Research and development activity will also be considered the creation, combination and configuration of advanced software, using new theorems and algorithms or operating systems, languages, interfaces and applications the production of new or substantially improved products, processes or services. This concept shall be treated as software intended to facilitate access to the services of the information society to persons with disabilities, when it is carried out without a profit.
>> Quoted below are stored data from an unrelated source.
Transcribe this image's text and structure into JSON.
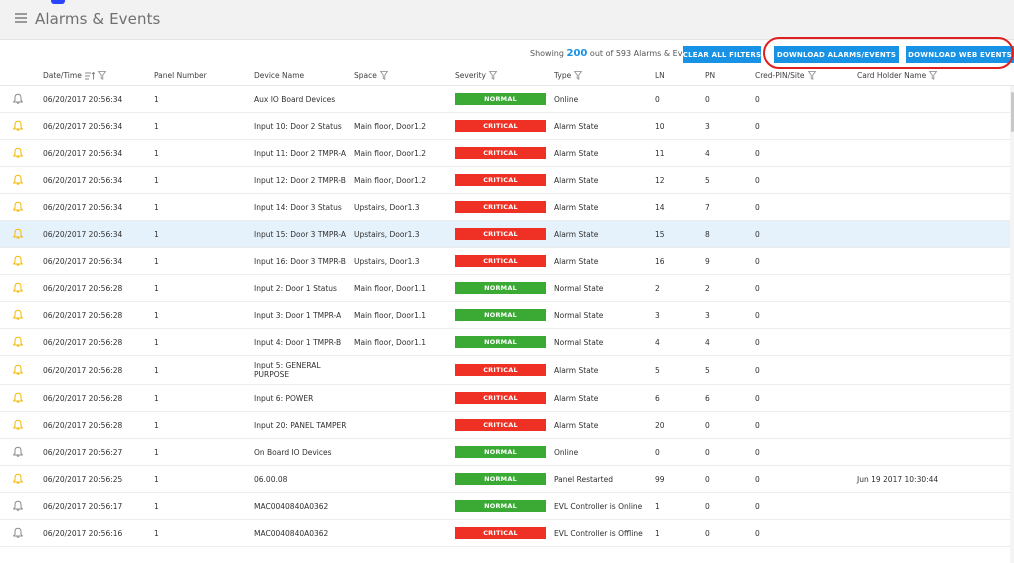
{
  "header": {
    "title": "Alarms & Events"
  },
  "toolbar": {
    "showing_prefix": "Showing ",
    "showing_count": "200",
    "showing_suffix": " out of 593 Alarms & Events",
    "clear_filters": "CLEAR ALL FILTERS",
    "download_alarms": "DOWNLOAD ALARMS/EVENTS",
    "download_web": "DOWNLOAD WEB EVENTS"
  },
  "columns": {
    "datetime": "Date/Time",
    "panel": "Panel Number",
    "device": "Device Name",
    "space": "Space",
    "severity": "Severity",
    "type": "Type",
    "ln": "LN",
    "pn": "PN",
    "cred": "Cred-PIN/Site",
    "holder": "Card Holder Name"
  },
  "colors": {
    "accent": "#1792e5",
    "normal": "#3aaa35",
    "critical": "#ee3124",
    "bell_yellow": "#f5b800",
    "bell_gray": "#8a8a8a",
    "annotation": "#e02020"
  },
  "rows": [
    {
      "bell": "gray",
      "datetime": "06/20/2017 20:56:34",
      "panel": "1",
      "device": "Aux IO Board Devices",
      "space": "",
      "severity": "NORMAL",
      "type": "Online",
      "ln": "0",
      "pn": "0",
      "cred": "0",
      "holder": ""
    },
    {
      "bell": "yellow",
      "datetime": "06/20/2017 20:56:34",
      "panel": "1",
      "device": "Input 10: Door 2 Status",
      "space": "Main floor, Door1.2",
      "severity": "CRITICAL",
      "type": "Alarm State",
      "ln": "10",
      "pn": "3",
      "cred": "0",
      "holder": ""
    },
    {
      "bell": "yellow",
      "datetime": "06/20/2017 20:56:34",
      "panel": "1",
      "device": "Input 11: Door 2 TMPR-A",
      "space": "Main floor, Door1.2",
      "severity": "CRITICAL",
      "type": "Alarm State",
      "ln": "11",
      "pn": "4",
      "cred": "0",
      "holder": ""
    },
    {
      "bell": "yellow",
      "datetime": "06/20/2017 20:56:34",
      "panel": "1",
      "device": "Input 12: Door 2 TMPR-B",
      "space": "Main floor, Door1.2",
      "severity": "CRITICAL",
      "type": "Alarm State",
      "ln": "12",
      "pn": "5",
      "cred": "0",
      "holder": ""
    },
    {
      "bell": "yellow",
      "datetime": "06/20/2017 20:56:34",
      "panel": "1",
      "device": "Input 14: Door 3 Status",
      "space": "Upstairs, Door1.3",
      "severity": "CRITICAL",
      "type": "Alarm State",
      "ln": "14",
      "pn": "7",
      "cred": "0",
      "holder": ""
    },
    {
      "bell": "yellow",
      "selected": true,
      "datetime": "06/20/2017 20:56:34",
      "panel": "1",
      "device": "Input 15: Door 3 TMPR-A",
      "space": "Upstairs, Door1.3",
      "severity": "CRITICAL",
      "type": "Alarm State",
      "ln": "15",
      "pn": "8",
      "cred": "0",
      "holder": ""
    },
    {
      "bell": "yellow",
      "datetime": "06/20/2017 20:56:34",
      "panel": "1",
      "device": "Input 16: Door 3 TMPR-B",
      "space": "Upstairs, Door1.3",
      "severity": "CRITICAL",
      "type": "Alarm State",
      "ln": "16",
      "pn": "9",
      "cred": "0",
      "holder": ""
    },
    {
      "bell": "yellow",
      "datetime": "06/20/2017 20:56:28",
      "panel": "1",
      "device": "Input 2: Door 1 Status",
      "space": "Main floor, Door1.1",
      "severity": "NORMAL",
      "type": "Normal State",
      "ln": "2",
      "pn": "2",
      "cred": "0",
      "holder": ""
    },
    {
      "bell": "yellow",
      "datetime": "06/20/2017 20:56:28",
      "panel": "1",
      "device": "Input 3: Door 1 TMPR-A",
      "space": "Main floor, Door1.1",
      "severity": "NORMAL",
      "type": "Normal State",
      "ln": "3",
      "pn": "3",
      "cred": "0",
      "holder": ""
    },
    {
      "bell": "yellow",
      "datetime": "06/20/2017 20:56:28",
      "panel": "1",
      "device": "Input 4: Door 1 TMPR-B",
      "space": "Main floor, Door1.1",
      "severity": "NORMAL",
      "type": "Normal State",
      "ln": "4",
      "pn": "4",
      "cred": "0",
      "holder": ""
    },
    {
      "bell": "yellow",
      "tall": true,
      "datetime": "06/20/2017 20:56:28",
      "panel": "1",
      "device": "Input 5: GENERAL PURPOSE",
      "space": "",
      "severity": "CRITICAL",
      "type": "Alarm State",
      "ln": "5",
      "pn": "5",
      "cred": "0",
      "holder": ""
    },
    {
      "bell": "yellow",
      "datetime": "06/20/2017 20:56:28",
      "panel": "1",
      "device": "Input 6: POWER",
      "space": "",
      "severity": "CRITICAL",
      "type": "Alarm State",
      "ln": "6",
      "pn": "6",
      "cred": "0",
      "holder": ""
    },
    {
      "bell": "yellow",
      "datetime": "06/20/2017 20:56:28",
      "panel": "1",
      "device": "Input 20: PANEL TAMPER",
      "space": "",
      "severity": "CRITICAL",
      "type": "Alarm State",
      "ln": "20",
      "pn": "0",
      "cred": "0",
      "holder": ""
    },
    {
      "bell": "gray",
      "datetime": "06/20/2017 20:56:27",
      "panel": "1",
      "device": "On Board IO Devices",
      "space": "",
      "severity": "NORMAL",
      "type": "Online",
      "ln": "0",
      "pn": "0",
      "cred": "0",
      "holder": ""
    },
    {
      "bell": "yellow",
      "datetime": "06/20/2017 20:56:25",
      "panel": "1",
      "device": "06.00.08",
      "space": "",
      "severity": "NORMAL",
      "type": "Panel Restarted",
      "ln": "99",
      "pn": "0",
      "cred": "0",
      "holder": "Jun 19 2017 10:30:44"
    },
    {
      "bell": "gray",
      "datetime": "06/20/2017 20:56:17",
      "panel": "1",
      "device": "MAC0040840A0362",
      "space": "",
      "severity": "NORMAL",
      "type": "EVL Controller is Online",
      "ln": "1",
      "pn": "0",
      "cred": "0",
      "holder": ""
    },
    {
      "bell": "gray",
      "datetime": "06/20/2017 20:56:16",
      "panel": "1",
      "device": "MAC0040840A0362",
      "space": "",
      "severity": "CRITICAL",
      "type": "EVL Controller is Offline",
      "ln": "1",
      "pn": "0",
      "cred": "0",
      "holder": ""
    }
  ]
}
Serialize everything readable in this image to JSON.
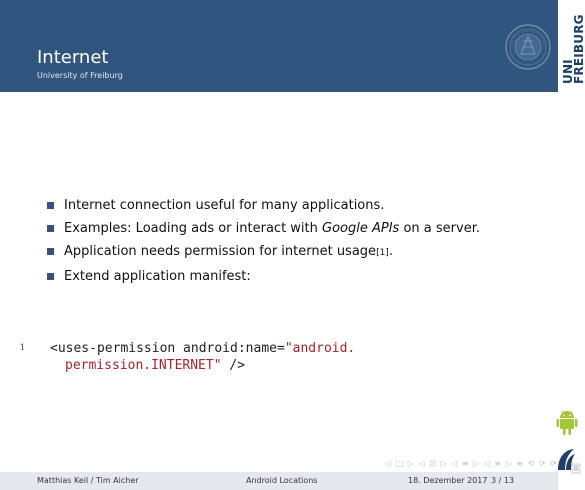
{
  "header": {
    "title": "Internet",
    "subtitle": "University of Freiburg"
  },
  "brand": {
    "text_line1": "UNI",
    "text_line2": "FREIBURG"
  },
  "bullets": {
    "item1": "Internet connection useful for many applications.",
    "item2_before": "Examples: Loading ads or interact with ",
    "item2_emph": "Google APIs",
    "item2_after": " on a server.",
    "item3_text": "Application needs permission for internet usage",
    "item3_ref": "[1]",
    "item3_end": ".",
    "item4": "Extend application manifest:"
  },
  "code": {
    "line_number": "1",
    "line1_tag": "<uses-permission android:name=",
    "line1_str": "\"android.",
    "line2_str": "permission.INTERNET\"",
    "line2_end": " />"
  },
  "nav": {
    "symbols": "◁ □ ▷ ◁ ⊡ ▷ ◁ ≡ ▷ ◁ ≡ ▷   ≡   ⟲ ⟳ ⟳"
  },
  "footer": {
    "authors": "Matthias Keil / Tim Aicher",
    "title": "Android Locations",
    "date": "18. Dezember 2017",
    "pages": "3 / 13"
  },
  "colors": {
    "header_bg": "#30567f",
    "bullet": "#30567f",
    "string": "#a8242f",
    "android": "#a4c639",
    "footer_bg": "#e5e8ec"
  },
  "icons": {
    "seal": "university-seal-icon",
    "android": "android-icon",
    "lab": "lab-logo-icon"
  }
}
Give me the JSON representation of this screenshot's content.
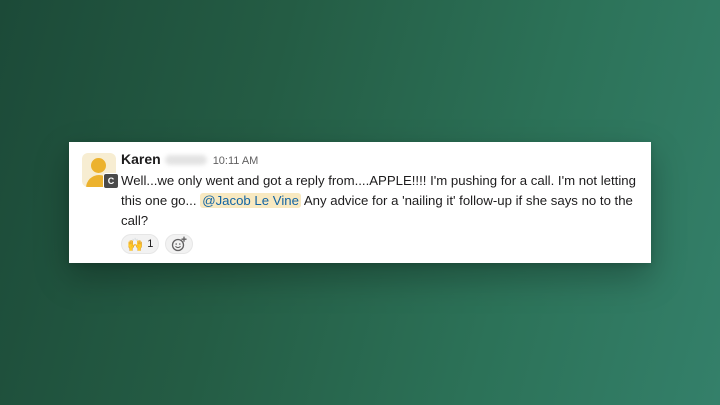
{
  "message": {
    "author": "Karen",
    "timestamp": "10:11 AM",
    "avatar_badge": "C",
    "text_before_mention": "Well...we only went and got a reply from....APPLE!!!! I'm pushing for a call. I'm not letting this one go... ",
    "mention": "@Jacob Le Vine",
    "text_after_mention": " Any advice for a 'nailing it' follow-up if she says no to the call?"
  },
  "reactions": [
    {
      "emoji": "🙌",
      "icon": "raised-hands-emoji",
      "count": "1"
    }
  ],
  "add_reaction_icon": "add-reaction-icon",
  "colors": {
    "background_gradient_start": "#1c4a38",
    "background_gradient_end": "#34806a",
    "mention_background": "#f8e9c1",
    "mention_text": "#1264a3",
    "avatar_accent": "#ecb22e"
  }
}
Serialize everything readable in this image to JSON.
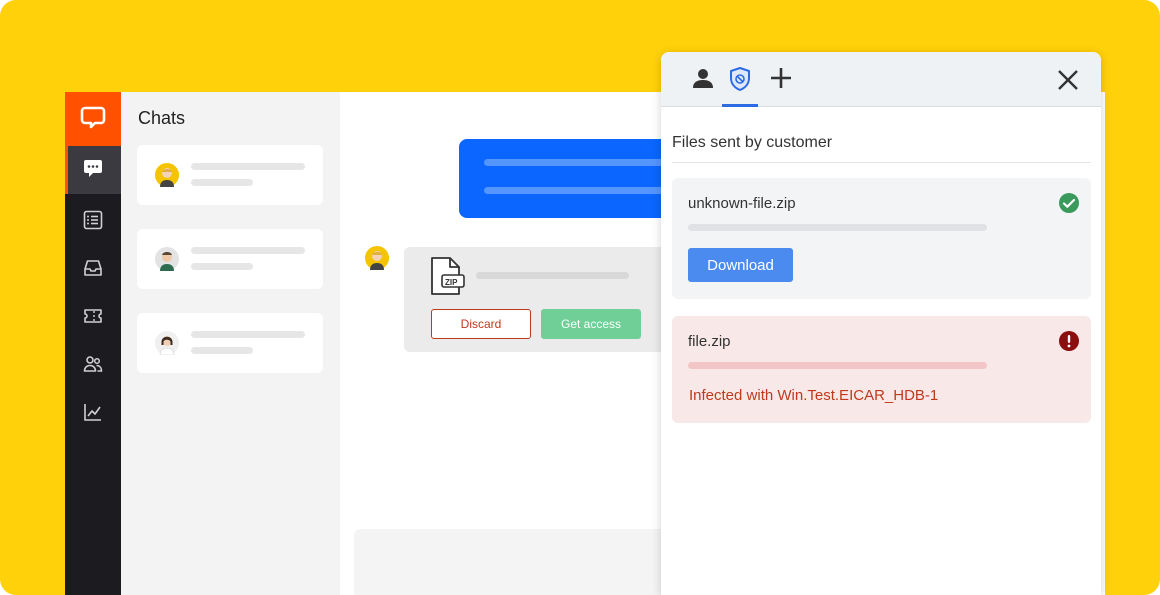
{
  "chats": {
    "title": "Chats"
  },
  "conversation": {
    "file_type_label": "ZIP",
    "discard_label": "Discard",
    "get_access_label": "Get access"
  },
  "panel": {
    "section_title": "Files sent by customer",
    "files": [
      {
        "name": "unknown-file.zip",
        "status": "clean",
        "action_label": "Download"
      },
      {
        "name": "file.zip",
        "status": "infected",
        "message": "Infected with Win.Test.EICAR_HDB-1"
      }
    ]
  },
  "colors": {
    "brand_orange": "#ff5100",
    "background_yellow": "#ffd10a",
    "accent_blue": "#0a66ff",
    "success_green": "#3a9a5c",
    "danger_red": "#c0391b"
  }
}
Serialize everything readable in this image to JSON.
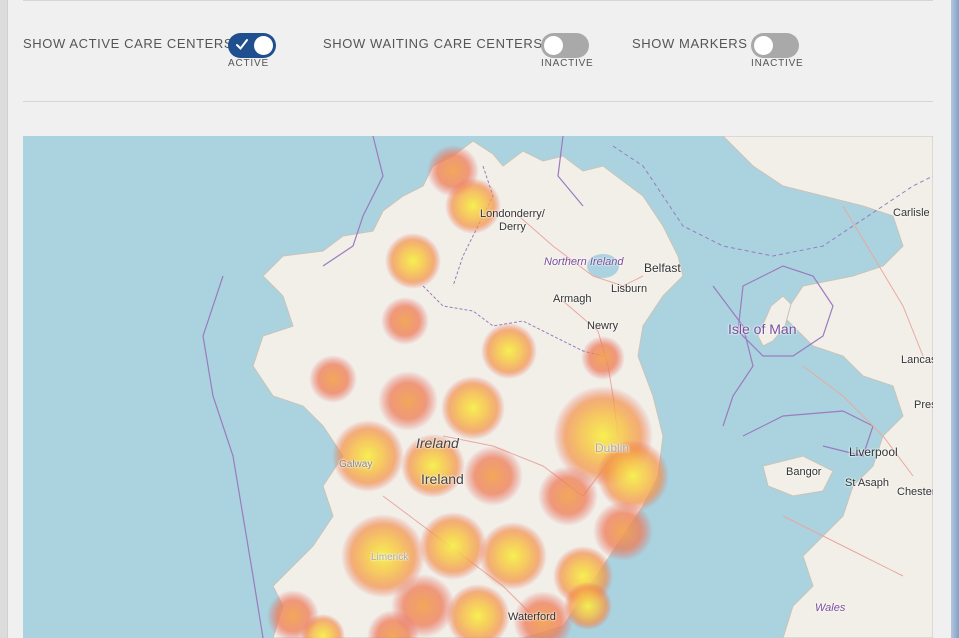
{
  "filters": {
    "active": {
      "label": "SHOW ACTIVE CARE CENTERS",
      "state": "ACTIVE",
      "on": true
    },
    "waiting": {
      "label": "SHOW WAITING CARE CENTERS",
      "state": "INACTIVE",
      "on": false
    },
    "markers": {
      "label": "SHOW MARKERS",
      "state": "INACTIVE",
      "on": false
    }
  },
  "map": {
    "labels": {
      "londonderry_1": "Londonderry/",
      "londonderry_2": "Derry",
      "northern_ireland": "Northern Ireland",
      "belfast": "Belfast",
      "lisburn": "Lisburn",
      "armagh": "Armagh",
      "newry": "Newry",
      "isle_of_man": "Isle of Man",
      "carlisle": "Carlisle",
      "lancaster": "Lancas",
      "preston": "Pres",
      "liverpool": "Liverpool",
      "bangor": "Bangor",
      "st_asaph": "St Asaph",
      "chester": "Chester",
      "wales": "Wales",
      "ireland_italic": "Ireland",
      "ireland": "Ireland",
      "galway": "Galway",
      "dublin": "Dublin",
      "limerick": "Limerick",
      "waterford": "Waterford"
    },
    "colors": {
      "sea": "#aad3df",
      "land": "#f2efe9",
      "border": "#9a7bbf",
      "heat_low": "#e8665a",
      "heat_mid": "#f5a24a",
      "heat_high": "#f6f04a"
    }
  }
}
Routine or routine activities related to software maintenance or minor updates are not included.

b) Base of the deduction.

The basis of the deduction shall be the amount of research and development expenditure and, where appropriate, investments in items of tangible and intangible fixed assets excluding buildings and land.

Research and development expenses shall be considered as incurred by the taxpayer, including the write-downs of the goods affected by the above activities, as soon as they are directly related to those activities and they are effectively applied to the performance of these, consisting specifically of individual projects.

The basis of the deduction shall be in the amount of the grants received for the promotion of such activities and imputable as income in the tax period.

The research and development costs that form the basis of the deduction must correspond to activities carried out in Spain or in any Member State of the European Union or the European Economic Area.

They shall also have the consideration of research expenditure and development of the amounts paid for carrying out such activities in Spain or in any Member State of the European Union or the European Economic Area, on behalf of the taxpayer, individually or in collaboration with other entities.

Investments shall be understood to be realised where the assets are placed under operating conditions.

c) Deduction percentages.

1. º 25 percent of the expenses incurred in the tax period for this concept.

Where expenditure incurred in carrying out research and development activities in the tax period is greater than the average of those incurred in the preceding two years, the percentage established shall apply. in the preceding paragraph up to that average, and 42 percent over the excess over this. In addition to the deduction from the above paragraphs, an additional deduction of 17% of the amount of the staff costs of the institution concerned shall be made available to qualified researchers attached to the exclusive to research and development activities.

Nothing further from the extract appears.